The first of the 2 tasting rounds arrived  that included “Tig Bitty Fresca”, “Shady Cricketry”, ‘Cheesus Take the Wheel” “Salty Affair” and the “Maria Concita”. Tig Bitty Fresca was a light and lively, a sweet delight, while Shady Cricketry was darker earthy umami owed its flavor to the use of “Chapulin”, real crickets, infused mezcal to the drink. Cheesus Take the Wheel sung deliciously all the way through and was a wonderful flavor surprise of Spanish goat cheese, cheese without the farm – no gaminess and pure enduring cheese satisfaction! Salty Affair paid homage to carnitas in a pickle back way with its a saline tip of the hat to pork and peppers dotted with swimming peppercorns that zested up the drink. Maria Conchita was as delightful and it was delicious set in what looks like a terracotta pear cup is fruity fresh and wild with a lively tropical zing.
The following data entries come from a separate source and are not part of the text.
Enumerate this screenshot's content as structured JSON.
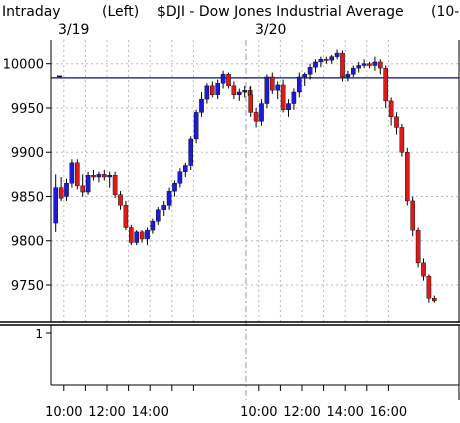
{
  "header": {
    "mode": "Intraday",
    "axis_side": "(Left)",
    "symbol_title": "$DJI - Dow Jones Industrial Average",
    "trailing": "(10-"
  },
  "date_labels": [
    "3/19",
    "3/20"
  ],
  "colors": {
    "up": "#1c1cd8",
    "down": "#dd1a1a",
    "reference_line": "#0a0a80",
    "grid": "#b8b8b8",
    "axis": "#000000",
    "background": "#ffffff"
  },
  "volume_panel": {
    "tick_label": "1"
  },
  "chart_data": {
    "type": "candlestick",
    "title": "$DJI - Dow Jones Industrial Average",
    "interval": "15-minute",
    "ylim": [
      9720,
      10020
    ],
    "y_ticks": [
      9750,
      9800,
      9850,
      9900,
      9950,
      10000
    ],
    "y_tick_labels": [
      "9750",
      "9800",
      "9850",
      "9900",
      "9950",
      "10000"
    ],
    "x_tick_labels": [
      "10:00",
      "12:00",
      "14:00",
      "10:00",
      "12:00",
      "14:00",
      "16:00"
    ],
    "reference_line": 9984,
    "grid": true,
    "sessions": [
      {
        "date": "3/19",
        "start": "09:30",
        "candles": [
          {
            "o": 9820,
            "h": 9875,
            "l": 9810,
            "c": 9860
          },
          {
            "o": 9860,
            "h": 9872,
            "l": 9845,
            "c": 9848
          },
          {
            "o": 9850,
            "h": 9870,
            "l": 9845,
            "c": 9865
          },
          {
            "o": 9865,
            "h": 9892,
            "l": 9860,
            "c": 9888
          },
          {
            "o": 9888,
            "h": 9892,
            "l": 9858,
            "c": 9862
          },
          {
            "o": 9862,
            "h": 9875,
            "l": 9850,
            "c": 9855
          },
          {
            "o": 9855,
            "h": 9878,
            "l": 9852,
            "c": 9874
          },
          {
            "o": 9874,
            "h": 9880,
            "l": 9868,
            "c": 9872
          },
          {
            "o": 9872,
            "h": 9878,
            "l": 9866,
            "c": 9875
          },
          {
            "o": 9875,
            "h": 9880,
            "l": 9868,
            "c": 9872
          },
          {
            "o": 9872,
            "h": 9878,
            "l": 9860,
            "c": 9874
          },
          {
            "o": 9874,
            "h": 9878,
            "l": 9848,
            "c": 9852
          },
          {
            "o": 9852,
            "h": 9856,
            "l": 9835,
            "c": 9840
          },
          {
            "o": 9840,
            "h": 9845,
            "l": 9812,
            "c": 9815
          },
          {
            "o": 9815,
            "h": 9818,
            "l": 9795,
            "c": 9798
          },
          {
            "o": 9798,
            "h": 9812,
            "l": 9795,
            "c": 9810
          },
          {
            "o": 9810,
            "h": 9812,
            "l": 9798,
            "c": 9802
          },
          {
            "o": 9802,
            "h": 9815,
            "l": 9795,
            "c": 9812
          },
          {
            "o": 9812,
            "h": 9825,
            "l": 9808,
            "c": 9822
          },
          {
            "o": 9822,
            "h": 9838,
            "l": 9818,
            "c": 9835
          },
          {
            "o": 9835,
            "h": 9845,
            "l": 9828,
            "c": 9840
          },
          {
            "o": 9840,
            "h": 9860,
            "l": 9835,
            "c": 9856
          },
          {
            "o": 9856,
            "h": 9868,
            "l": 9850,
            "c": 9865
          },
          {
            "o": 9865,
            "h": 9882,
            "l": 9860,
            "c": 9878
          },
          {
            "o": 9878,
            "h": 9888,
            "l": 9872,
            "c": 9885
          },
          {
            "o": 9885,
            "h": 9918,
            "l": 9880,
            "c": 9915
          },
          {
            "o": 9915,
            "h": 9948,
            "l": 9910,
            "c": 9945
          },
          {
            "o": 9945,
            "h": 9968,
            "l": 9940,
            "c": 9960
          },
          {
            "o": 9960,
            "h": 9978,
            "l": 9955,
            "c": 9975
          },
          {
            "o": 9975,
            "h": 9980,
            "l": 9962,
            "c": 9965
          },
          {
            "o": 9965,
            "h": 9982,
            "l": 9960,
            "c": 9978
          },
          {
            "o": 9978,
            "h": 9992,
            "l": 9972,
            "c": 9988
          },
          {
            "o": 9988,
            "h": 9990,
            "l": 9972,
            "c": 9975
          },
          {
            "o": 9975,
            "h": 9980,
            "l": 9960,
            "c": 9965
          },
          {
            "o": 9965,
            "h": 9972,
            "l": 9958,
            "c": 9968
          },
          {
            "o": 9968,
            "h": 9975,
            "l": 9962,
            "c": 9970
          },
          {
            "o": 9970,
            "h": 9974,
            "l": 9962,
            "c": 9964
          }
        ]
      },
      {
        "date": "3/20",
        "start": "09:30",
        "candles": [
          {
            "o": 9965,
            "h": 9975,
            "l": 9940,
            "c": 9945
          },
          {
            "o": 9945,
            "h": 9950,
            "l": 9928,
            "c": 9935
          },
          {
            "o": 9935,
            "h": 9960,
            "l": 9930,
            "c": 9955
          },
          {
            "o": 9955,
            "h": 9988,
            "l": 9950,
            "c": 9985
          },
          {
            "o": 9985,
            "h": 9990,
            "l": 9966,
            "c": 9970
          },
          {
            "o": 9970,
            "h": 9980,
            "l": 9960,
            "c": 9976
          },
          {
            "o": 9976,
            "h": 9982,
            "l": 9945,
            "c": 9948
          },
          {
            "o": 9948,
            "h": 9960,
            "l": 9940,
            "c": 9955
          },
          {
            "o": 9955,
            "h": 9972,
            "l": 9948,
            "c": 9968
          },
          {
            "o": 9968,
            "h": 9990,
            "l": 9962,
            "c": 9985
          },
          {
            "o": 9985,
            "h": 9990,
            "l": 9975,
            "c": 9988
          },
          {
            "o": 9988,
            "h": 10000,
            "l": 9982,
            "c": 9996
          },
          {
            "o": 9996,
            "h": 10005,
            "l": 9990,
            "c": 10002
          },
          {
            "o": 10002,
            "h": 10008,
            "l": 9996,
            "c": 10005
          },
          {
            "o": 10005,
            "h": 10008,
            "l": 10000,
            "c": 10004
          },
          {
            "o": 10004,
            "h": 10010,
            "l": 10000,
            "c": 10008
          },
          {
            "o": 10008,
            "h": 10016,
            "l": 10005,
            "c": 10012
          },
          {
            "o": 10012,
            "h": 10015,
            "l": 9980,
            "c": 9985
          },
          {
            "o": 9985,
            "h": 9992,
            "l": 9980,
            "c": 9988
          },
          {
            "o": 9988,
            "h": 9998,
            "l": 9985,
            "c": 9995
          },
          {
            "o": 9995,
            "h": 10002,
            "l": 9990,
            "c": 9998
          },
          {
            "o": 9998,
            "h": 10005,
            "l": 9995,
            "c": 10000
          },
          {
            "o": 10000,
            "h": 10002,
            "l": 9995,
            "c": 9998
          },
          {
            "o": 9998,
            "h": 10008,
            "l": 9992,
            "c": 10002
          },
          {
            "o": 10002,
            "h": 10005,
            "l": 9988,
            "c": 9995
          },
          {
            "o": 9995,
            "h": 9998,
            "l": 9950,
            "c": 9958
          },
          {
            "o": 9958,
            "h": 9962,
            "l": 9930,
            "c": 9940
          },
          {
            "o": 9940,
            "h": 9945,
            "l": 9920,
            "c": 9928
          },
          {
            "o": 9928,
            "h": 9932,
            "l": 9895,
            "c": 9900
          },
          {
            "o": 9900,
            "h": 9905,
            "l": 9840,
            "c": 9845
          },
          {
            "o": 9845,
            "h": 9850,
            "l": 9805,
            "c": 9812
          },
          {
            "o": 9812,
            "h": 9815,
            "l": 9770,
            "c": 9775
          },
          {
            "o": 9775,
            "h": 9780,
            "l": 9755,
            "c": 9760
          },
          {
            "o": 9760,
            "h": 9762,
            "l": 9730,
            "c": 9735
          },
          {
            "o": 9735,
            "h": 9738,
            "l": 9730,
            "c": 9732
          }
        ]
      }
    ]
  }
}
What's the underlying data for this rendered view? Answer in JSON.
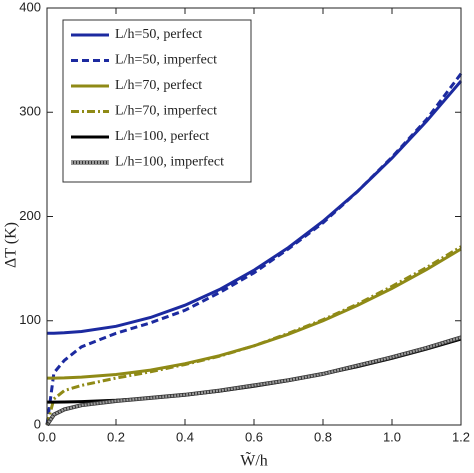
{
  "chart_data": {
    "type": "line",
    "xlabel": "W̃/h",
    "ylabel": "ΔT (K)",
    "x": [
      0,
      0.02,
      0.05,
      0.1,
      0.2,
      0.3,
      0.4,
      0.5,
      0.6,
      0.7,
      0.8,
      0.9,
      1.0,
      1.1,
      1.2
    ],
    "series": [
      {
        "name": "L/h=50, perfect",
        "color": "#1c2aa0",
        "dash": "solid",
        "values": [
          88,
          88.1,
          88.4,
          89.7,
          94.7,
          103.1,
          114.9,
          130,
          148.5,
          170.3,
          195.5,
          224.1,
          256,
          291.3,
          330
        ]
      },
      {
        "name": "L/h=50, imperfect",
        "color": "#1c2aa0",
        "dash": "dashed",
        "values": [
          0,
          50,
          62,
          75,
          88,
          98,
          110,
          127,
          146,
          169,
          194,
          224,
          257,
          293,
          337
        ]
      },
      {
        "name": "L/h=70, perfect",
        "color": "#8f8a16",
        "dash": "solid",
        "values": [
          45,
          45,
          45.2,
          45.9,
          48.4,
          52.7,
          58.8,
          66.5,
          76,
          87.1,
          100,
          114.7,
          131,
          149.1,
          168.8
        ]
      },
      {
        "name": "L/h=70, imperfect",
        "color": "#8f8a16",
        "dash": "dashdot",
        "values": [
          0,
          25,
          33,
          38,
          45,
          51,
          58,
          66,
          76,
          88,
          101,
          116,
          133,
          151,
          171
        ]
      },
      {
        "name": "L/h=100, perfect",
        "color": "#000000",
        "dash": "solid",
        "values": [
          22,
          22,
          22.1,
          22.4,
          23.7,
          25.8,
          28.7,
          32.5,
          37.1,
          42.6,
          48.9,
          56,
          64,
          72.8,
          82.5
        ]
      },
      {
        "name": "L/h=100, imperfect",
        "color": "#9a9a9a",
        "dash": "dotted",
        "values": [
          0,
          10,
          15,
          19,
          23,
          26,
          29,
          33,
          38,
          43,
          49,
          57,
          65,
          74,
          84
        ]
      }
    ],
    "xlim": [
      0,
      1.2
    ],
    "ylim": [
      0,
      400
    ],
    "xticks": [
      {
        "value": 0,
        "label": "0.0"
      },
      0.2,
      0.4,
      0.6,
      0.8,
      {
        "value": 1,
        "label": "1.0"
      },
      1.2
    ],
    "yticks": [
      0,
      100,
      200,
      300,
      400
    ],
    "legend": "upper left",
    "grid": false
  }
}
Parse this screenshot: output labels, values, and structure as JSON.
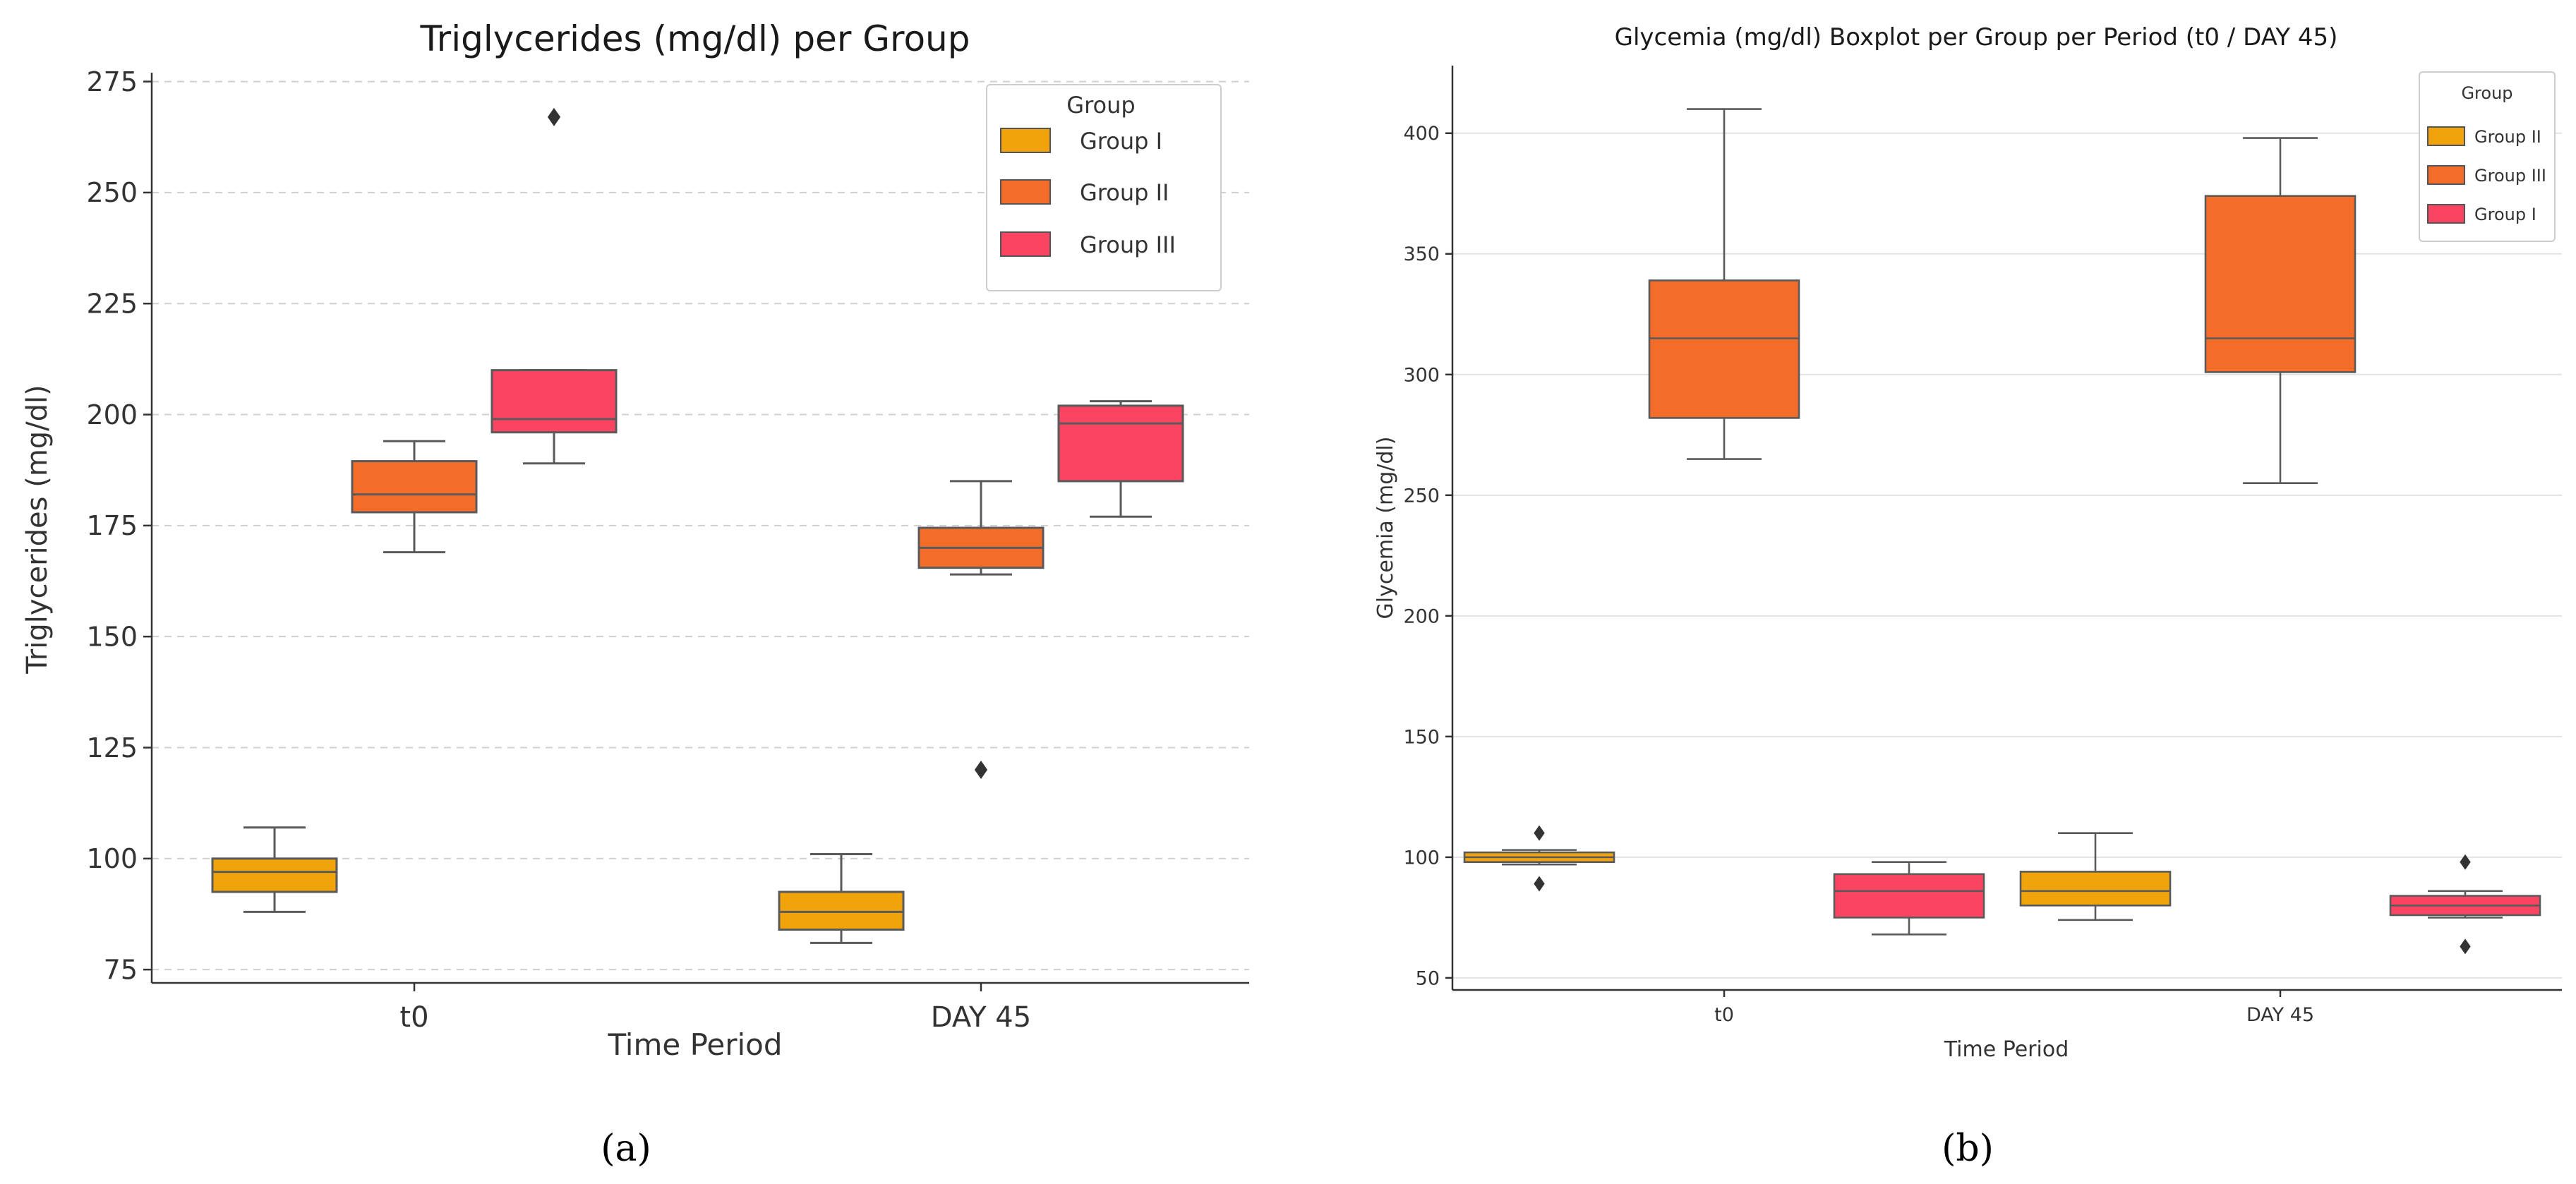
{
  "chart_data": [
    {
      "panel_label": "(a)",
      "type": "boxplot",
      "title": "Triglycerides (mg/dl) per Group",
      "xlabel": "Time Period",
      "ylabel": "Triglycerides (mg/dl)",
      "ylim": [
        72,
        277
      ],
      "yticks": [
        75,
        100,
        125,
        150,
        175,
        200,
        225,
        250,
        275
      ],
      "categories": [
        "t0",
        "DAY 45"
      ],
      "grid": "horizontal-dashed",
      "legend": {
        "title": "Group",
        "position": "top-right",
        "entries": [
          "Group I",
          "Group II",
          "Group III"
        ]
      },
      "series": [
        {
          "name": "Group I",
          "color": "#f0a30a",
          "boxes": [
            {
              "category": "t0",
              "min": 88,
              "q1": 92.5,
              "median": 97,
              "q3": 100,
              "max": 107,
              "outliers": []
            },
            {
              "category": "DAY 45",
              "min": 81,
              "q1": 84,
              "median": 88,
              "q3": 92.5,
              "max": 101,
              "outliers": []
            }
          ]
        },
        {
          "name": "Group II",
          "color": "#f46c2a",
          "boxes": [
            {
              "category": "t0",
              "min": 169,
              "q1": 178,
              "median": 182,
              "q3": 189.5,
              "max": 194,
              "outliers": []
            },
            {
              "category": "DAY 45",
              "min": 164,
              "q1": 165.5,
              "median": 170,
              "q3": 174.5,
              "max": 185,
              "outliers": [
                120
              ]
            }
          ]
        },
        {
          "name": "Group III",
          "color": "#fb4461",
          "boxes": [
            {
              "category": "t0",
              "min": 189,
              "q1": 196,
              "median": 199,
              "q3": 210,
              "max": 210,
              "outliers": [
                267
              ]
            },
            {
              "category": "DAY 45",
              "min": 177,
              "q1": 185,
              "median": 198,
              "q3": 202,
              "max": 203,
              "outliers": []
            }
          ]
        }
      ]
    },
    {
      "panel_label": "(b)",
      "type": "boxplot",
      "title": "Glycemia (mg/dl) Boxplot per Group per Period (t0 / DAY 45)",
      "xlabel": "Time Period",
      "ylabel": "Glycemia (mg/dl)",
      "ylim": [
        45,
        428
      ],
      "yticks": [
        50,
        100,
        150,
        200,
        250,
        300,
        350,
        400
      ],
      "categories": [
        "t0",
        "DAY 45"
      ],
      "grid": "horizontal-solid",
      "legend": {
        "title": "Group",
        "position": "top-right",
        "entries": [
          "Group II",
          "Group III",
          "Group I"
        ]
      },
      "series": [
        {
          "name": "Group II",
          "color": "#f0a30a",
          "boxes": [
            {
              "category": "t0",
              "min": 97,
              "q1": 98,
              "median": 100,
              "q3": 102,
              "max": 103,
              "outliers": [
                110,
                89
              ]
            },
            {
              "category": "DAY 45",
              "min": 74,
              "q1": 80,
              "median": 86,
              "q3": 94,
              "max": 110,
              "outliers": []
            }
          ]
        },
        {
          "name": "Group III",
          "color": "#f46c2a",
          "boxes": [
            {
              "category": "t0",
              "min": 265,
              "q1": 282,
              "median": 315,
              "q3": 339,
              "max": 410,
              "outliers": []
            },
            {
              "category": "DAY 45",
              "min": 255,
              "q1": 301,
              "median": 315,
              "q3": 374,
              "max": 398,
              "outliers": []
            }
          ]
        },
        {
          "name": "Group I",
          "color": "#fb4461",
          "boxes": [
            {
              "category": "t0",
              "min": 68,
              "q1": 75,
              "median": 86,
              "q3": 93,
              "max": 98,
              "outliers": []
            },
            {
              "category": "DAY 45",
              "min": 75,
              "q1": 76,
              "median": 80,
              "q3": 84,
              "max": 86,
              "outliers": [
                98,
                63
              ]
            }
          ]
        }
      ]
    }
  ]
}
The second arrives with “Tickle My Beans”, “Smoke Em if You Got Em”, “Rio De Tequila” and “Wanna Be Chulo”. Tickle My Beans, awe yeah, the blessed frijole mixed with the rice and celery had a subtle lingering quality that was both familiar and unique in a cocktail. Smoke Em if You Got Em reflected the underlying burnt tortilla with the sweetness of the byrrh quinquina mixed with the freshness of the celery and lime. Rio De Tequila was creamy frothy and fun garnished with a slice of dried lime anchored in the cocktail glass with an avocado pit. Wanna Be Chulo was smokey and hinted at the sweet burnt croissant infused mezcal create around and satisfying taste.

Nathan takes his extensive knowledge of Mezcal, Tequila, Sotol, Raicilla, and other spirits building on these with wildly imaginative infusions he creates. Then he combines these elixirs with a wide variety of the freshest ingredients creating unique and innovative handcrafted cocktails that are complex, nuanced and elevated whisking you away from the drudgery of the common drink. Mescalero’s mixology ethos turns average into exotic with ingredients like Goat Cheese, Beans, Rice, Cheese, Crickets and more into exciting beverages added to the Summer menu to enchant and cool off these long days of summer and simmering nights.

Happy Hour from 3-7pm daily. Mezcalero is located at 510 S. Broadway in DTLA.